Devon-Lee Andriés

Call 0345 872 6666


Devon-Lee joined JMW in January 2023 as an Associate in the Employment Law Department.

She is experienced in advising employers on employment contracts and senior executive service agreements and exits, HR policies, restrictive covenants, redundancy exercises, the employment aspects of mergers and acquisitions, grievance and disciplinary proceedings and other day-to-day HR queries. Her contentious experience encompasses advising on employment tribunal claims ranging in complexity including discrimination and whistleblowing claims.

Devon-Lee is qualified as both a Solicitor of England and Wales and as an Attorney of the High Courts of South Africa. She completed her LLB (with distinction) at the University of Pretoria before training at one of South Africa’s top law firms. She has practised employment law in the UK since 2019. Prior to joining JMW, Devon-Lee worked at a large regional firm and has also spent 6 months on secondment at a global facilities management company of over 35,000 UK employees where she gained invaluable experience in running employment tribunal claims in house.

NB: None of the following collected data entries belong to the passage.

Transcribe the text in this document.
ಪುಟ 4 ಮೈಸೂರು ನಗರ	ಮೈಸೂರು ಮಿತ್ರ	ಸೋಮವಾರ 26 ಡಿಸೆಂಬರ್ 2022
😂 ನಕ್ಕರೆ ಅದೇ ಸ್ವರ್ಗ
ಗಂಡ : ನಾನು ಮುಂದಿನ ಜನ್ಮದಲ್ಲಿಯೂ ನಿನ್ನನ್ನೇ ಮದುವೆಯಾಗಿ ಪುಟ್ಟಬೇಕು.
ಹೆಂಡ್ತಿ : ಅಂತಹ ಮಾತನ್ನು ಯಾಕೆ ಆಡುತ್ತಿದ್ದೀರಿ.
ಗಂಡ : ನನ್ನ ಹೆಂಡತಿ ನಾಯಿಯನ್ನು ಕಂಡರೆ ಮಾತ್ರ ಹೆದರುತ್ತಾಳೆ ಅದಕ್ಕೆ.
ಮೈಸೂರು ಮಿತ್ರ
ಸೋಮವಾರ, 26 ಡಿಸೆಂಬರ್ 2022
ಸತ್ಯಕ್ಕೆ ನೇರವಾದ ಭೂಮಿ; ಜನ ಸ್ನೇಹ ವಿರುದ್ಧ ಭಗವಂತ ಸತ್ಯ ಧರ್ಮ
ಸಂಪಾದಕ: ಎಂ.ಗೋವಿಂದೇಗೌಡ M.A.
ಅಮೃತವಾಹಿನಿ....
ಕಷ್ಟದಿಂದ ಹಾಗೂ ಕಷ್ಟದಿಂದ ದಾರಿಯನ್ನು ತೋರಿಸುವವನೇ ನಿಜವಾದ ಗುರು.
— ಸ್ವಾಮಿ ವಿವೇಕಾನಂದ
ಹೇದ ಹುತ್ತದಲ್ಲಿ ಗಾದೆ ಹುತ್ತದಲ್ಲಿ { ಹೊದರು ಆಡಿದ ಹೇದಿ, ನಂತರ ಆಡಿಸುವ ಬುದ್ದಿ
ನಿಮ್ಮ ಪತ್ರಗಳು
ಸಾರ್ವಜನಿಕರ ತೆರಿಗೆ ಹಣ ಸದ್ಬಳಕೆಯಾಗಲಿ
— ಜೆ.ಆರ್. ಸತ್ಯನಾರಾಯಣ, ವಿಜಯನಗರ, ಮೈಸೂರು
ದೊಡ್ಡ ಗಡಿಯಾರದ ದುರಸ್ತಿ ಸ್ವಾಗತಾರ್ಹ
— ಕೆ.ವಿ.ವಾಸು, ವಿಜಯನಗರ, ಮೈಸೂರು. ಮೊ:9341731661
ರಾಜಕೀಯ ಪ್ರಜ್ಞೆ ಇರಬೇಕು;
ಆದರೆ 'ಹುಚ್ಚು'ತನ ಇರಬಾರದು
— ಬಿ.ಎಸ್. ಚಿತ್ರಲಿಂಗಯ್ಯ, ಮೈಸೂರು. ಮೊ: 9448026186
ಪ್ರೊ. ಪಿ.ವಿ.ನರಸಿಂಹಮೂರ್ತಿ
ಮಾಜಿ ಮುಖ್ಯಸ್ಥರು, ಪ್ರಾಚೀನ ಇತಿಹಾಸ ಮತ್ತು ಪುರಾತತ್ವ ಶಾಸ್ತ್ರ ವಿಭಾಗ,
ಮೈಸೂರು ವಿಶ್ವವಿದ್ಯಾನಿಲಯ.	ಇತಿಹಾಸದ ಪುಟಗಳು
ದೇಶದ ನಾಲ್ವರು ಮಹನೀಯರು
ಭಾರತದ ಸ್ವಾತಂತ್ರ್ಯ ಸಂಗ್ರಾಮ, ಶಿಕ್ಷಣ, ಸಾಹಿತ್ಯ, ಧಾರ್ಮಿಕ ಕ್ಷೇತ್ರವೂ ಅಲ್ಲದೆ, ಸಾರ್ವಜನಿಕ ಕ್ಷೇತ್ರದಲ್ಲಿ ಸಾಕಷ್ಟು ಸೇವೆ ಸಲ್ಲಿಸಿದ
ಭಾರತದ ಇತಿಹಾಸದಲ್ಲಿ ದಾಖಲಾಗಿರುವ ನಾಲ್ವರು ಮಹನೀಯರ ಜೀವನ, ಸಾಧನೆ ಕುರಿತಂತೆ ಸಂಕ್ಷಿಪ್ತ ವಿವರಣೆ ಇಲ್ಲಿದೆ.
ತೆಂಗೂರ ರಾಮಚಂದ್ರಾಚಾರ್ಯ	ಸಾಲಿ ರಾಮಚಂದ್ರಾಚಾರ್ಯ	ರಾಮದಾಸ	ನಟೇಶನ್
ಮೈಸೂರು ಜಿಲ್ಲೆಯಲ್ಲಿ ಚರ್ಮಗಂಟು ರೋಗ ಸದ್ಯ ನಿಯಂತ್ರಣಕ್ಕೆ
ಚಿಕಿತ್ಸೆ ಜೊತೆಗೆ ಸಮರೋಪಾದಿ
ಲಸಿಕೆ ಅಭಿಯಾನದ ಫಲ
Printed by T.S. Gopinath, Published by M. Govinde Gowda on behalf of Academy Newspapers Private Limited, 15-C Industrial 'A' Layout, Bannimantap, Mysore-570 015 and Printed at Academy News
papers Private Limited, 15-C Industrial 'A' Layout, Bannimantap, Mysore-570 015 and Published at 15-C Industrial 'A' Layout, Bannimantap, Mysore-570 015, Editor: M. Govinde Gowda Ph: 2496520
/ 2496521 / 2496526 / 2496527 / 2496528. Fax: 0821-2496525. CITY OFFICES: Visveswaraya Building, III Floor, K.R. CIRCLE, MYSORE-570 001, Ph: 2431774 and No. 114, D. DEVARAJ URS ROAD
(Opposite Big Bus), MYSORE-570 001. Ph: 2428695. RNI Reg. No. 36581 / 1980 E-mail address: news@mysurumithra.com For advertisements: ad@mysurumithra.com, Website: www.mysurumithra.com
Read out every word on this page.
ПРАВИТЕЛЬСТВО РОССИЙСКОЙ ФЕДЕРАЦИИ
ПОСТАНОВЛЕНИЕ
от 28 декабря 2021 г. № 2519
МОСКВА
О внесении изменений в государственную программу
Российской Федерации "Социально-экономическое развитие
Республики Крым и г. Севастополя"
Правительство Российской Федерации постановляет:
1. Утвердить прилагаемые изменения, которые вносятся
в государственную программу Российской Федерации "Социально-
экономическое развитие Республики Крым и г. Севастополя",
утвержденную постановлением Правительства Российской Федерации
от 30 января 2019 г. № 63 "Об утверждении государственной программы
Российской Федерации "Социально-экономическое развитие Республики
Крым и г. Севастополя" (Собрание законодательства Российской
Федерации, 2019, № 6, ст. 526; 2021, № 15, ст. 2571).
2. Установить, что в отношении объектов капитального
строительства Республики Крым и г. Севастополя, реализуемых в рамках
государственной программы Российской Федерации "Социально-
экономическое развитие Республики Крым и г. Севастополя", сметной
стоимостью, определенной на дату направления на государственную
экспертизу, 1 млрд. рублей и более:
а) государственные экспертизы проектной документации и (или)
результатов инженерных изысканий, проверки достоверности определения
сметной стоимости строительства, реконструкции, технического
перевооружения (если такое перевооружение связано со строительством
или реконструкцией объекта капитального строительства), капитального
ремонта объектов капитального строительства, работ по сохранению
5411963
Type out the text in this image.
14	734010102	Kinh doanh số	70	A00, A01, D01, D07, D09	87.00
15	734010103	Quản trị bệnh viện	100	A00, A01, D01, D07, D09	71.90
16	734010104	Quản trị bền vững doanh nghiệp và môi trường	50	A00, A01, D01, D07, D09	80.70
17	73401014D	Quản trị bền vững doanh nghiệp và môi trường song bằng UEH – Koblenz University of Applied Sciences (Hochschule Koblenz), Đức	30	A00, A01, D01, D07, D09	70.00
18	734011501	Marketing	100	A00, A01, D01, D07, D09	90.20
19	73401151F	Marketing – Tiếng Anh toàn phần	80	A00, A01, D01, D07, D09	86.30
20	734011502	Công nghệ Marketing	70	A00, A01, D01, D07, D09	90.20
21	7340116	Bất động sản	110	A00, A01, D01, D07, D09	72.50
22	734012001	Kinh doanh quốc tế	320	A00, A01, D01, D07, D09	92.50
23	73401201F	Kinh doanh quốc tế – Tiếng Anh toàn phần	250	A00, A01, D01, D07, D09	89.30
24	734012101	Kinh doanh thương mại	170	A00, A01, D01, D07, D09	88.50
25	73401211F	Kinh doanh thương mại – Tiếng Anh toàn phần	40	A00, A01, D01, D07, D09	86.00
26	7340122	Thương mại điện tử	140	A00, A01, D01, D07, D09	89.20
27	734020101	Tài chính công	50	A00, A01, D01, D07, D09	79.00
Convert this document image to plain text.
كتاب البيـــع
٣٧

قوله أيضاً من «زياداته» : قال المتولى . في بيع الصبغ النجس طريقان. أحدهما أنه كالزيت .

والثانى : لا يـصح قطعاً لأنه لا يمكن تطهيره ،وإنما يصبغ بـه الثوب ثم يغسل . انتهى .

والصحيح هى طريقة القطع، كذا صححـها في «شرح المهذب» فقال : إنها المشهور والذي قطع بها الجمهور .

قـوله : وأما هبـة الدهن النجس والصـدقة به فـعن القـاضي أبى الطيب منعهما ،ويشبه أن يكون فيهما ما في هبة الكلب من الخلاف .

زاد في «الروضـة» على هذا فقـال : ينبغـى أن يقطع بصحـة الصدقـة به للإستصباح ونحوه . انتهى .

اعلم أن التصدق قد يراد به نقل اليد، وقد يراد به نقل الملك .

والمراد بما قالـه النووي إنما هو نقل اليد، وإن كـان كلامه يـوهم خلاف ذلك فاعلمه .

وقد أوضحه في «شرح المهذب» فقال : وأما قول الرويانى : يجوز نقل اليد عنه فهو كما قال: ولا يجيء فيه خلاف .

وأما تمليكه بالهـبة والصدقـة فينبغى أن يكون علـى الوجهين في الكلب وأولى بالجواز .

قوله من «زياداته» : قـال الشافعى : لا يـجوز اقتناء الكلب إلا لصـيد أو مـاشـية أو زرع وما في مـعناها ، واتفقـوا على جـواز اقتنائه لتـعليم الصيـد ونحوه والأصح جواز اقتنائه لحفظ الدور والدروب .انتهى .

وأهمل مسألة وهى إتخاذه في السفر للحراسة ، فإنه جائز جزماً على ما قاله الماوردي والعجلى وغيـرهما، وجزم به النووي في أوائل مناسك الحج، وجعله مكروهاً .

She enjoys presenting training sessions to clients on a number of topics including legislation/case law updates and equality and diversity and endeavours to do so in an easy-to-understand, clear manner without complicated legalese.

Recent examples of how Devon-Lee has supported clients include:

  • running a mass settlement agreement process involving circa 5000 individuals employed in the travel industry. The project called for various short deadlines to be met over a 3 month period;
  • delivering bespoke training sessions to the employees of a client on equality and diversity with a particular focus on bullying and harassment. Case studies were used to highlight, among other things, the fine line between “banter” and bullying in the workplace;
  • assisting with a redundancy exercise affecting 45 employees, arising from a site closure for a client in the banking industry; and
  • advising on and successfully defending a race discrimination claim where an employee had attempted to provoke her manager whilst video recording on her mobile phone.